Mon, April 15, 8:00 to 9:30am, Hyatt Regency, Floor: Bay (Level 1), Bayview B

Proposal

Our third key question moves beyond our own scholarship to thinking about how we work to ensure the transfer of sustainable research practices with students. As teachers of inquiry, we are oftentimes presented with the dilemma faced by emerging scholars and student researchers who are constrained by their own status, with less power and agency than they might feel willing to exercise. It is impossible to ask people to take risks with their research utilizing methodologies in environments that are unwilling, unaware, or even inhospitable to more democratic and pluralistic efforts. As part of our roundtable we seek to jointly develop with our attendees creative ideas addressing the following: How do students align their natural ontological and epistemological stances with the agency to select appropriate designs and tools?
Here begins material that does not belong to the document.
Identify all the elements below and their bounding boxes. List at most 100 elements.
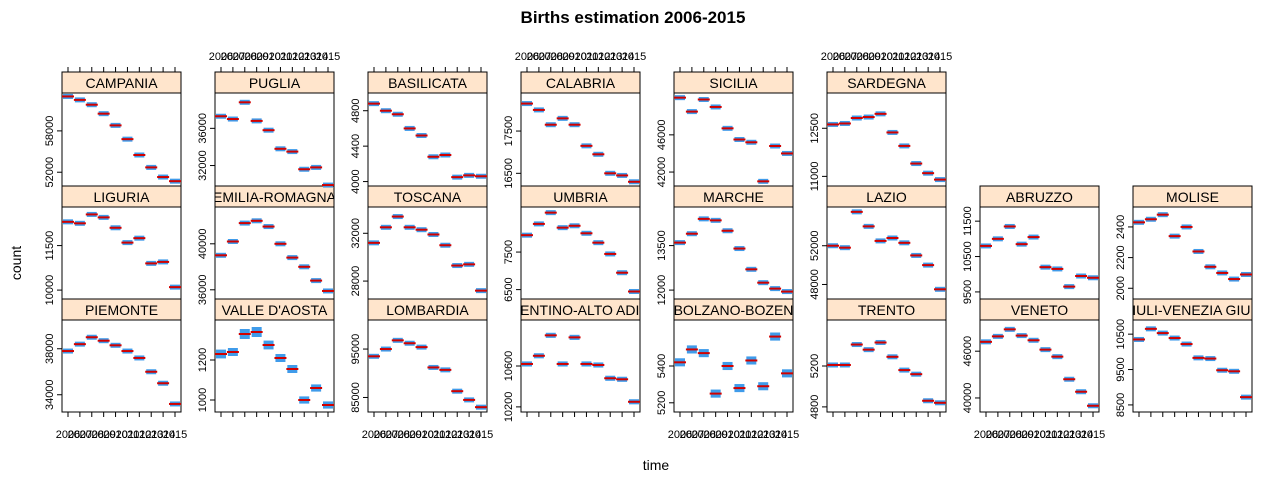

How do we as teachers address, let alone remove, fear that emanates from students whose ideas of decolonized methods is to conduct one structured interview to get ‘authentic’ voice? How might we help students “unlearn” some of this fear, or alternately, some of the resistance to methodologies that broaden notions of who can be involved in the production of knowledge? Finally, how do we counter colleagues who speak of “statistical methods” as the gold standard of research, and by virtue of their status, are considered to be the final word in a students’ deference to methods that might be misaligned with the true desires of students to explore a research question? These are complex questions, situated in institutional and structural hierarchies, and engaging in dialogue about the support we can and should offer our students is critical for bringing the discussion about decolonizing methodology from theory to practice.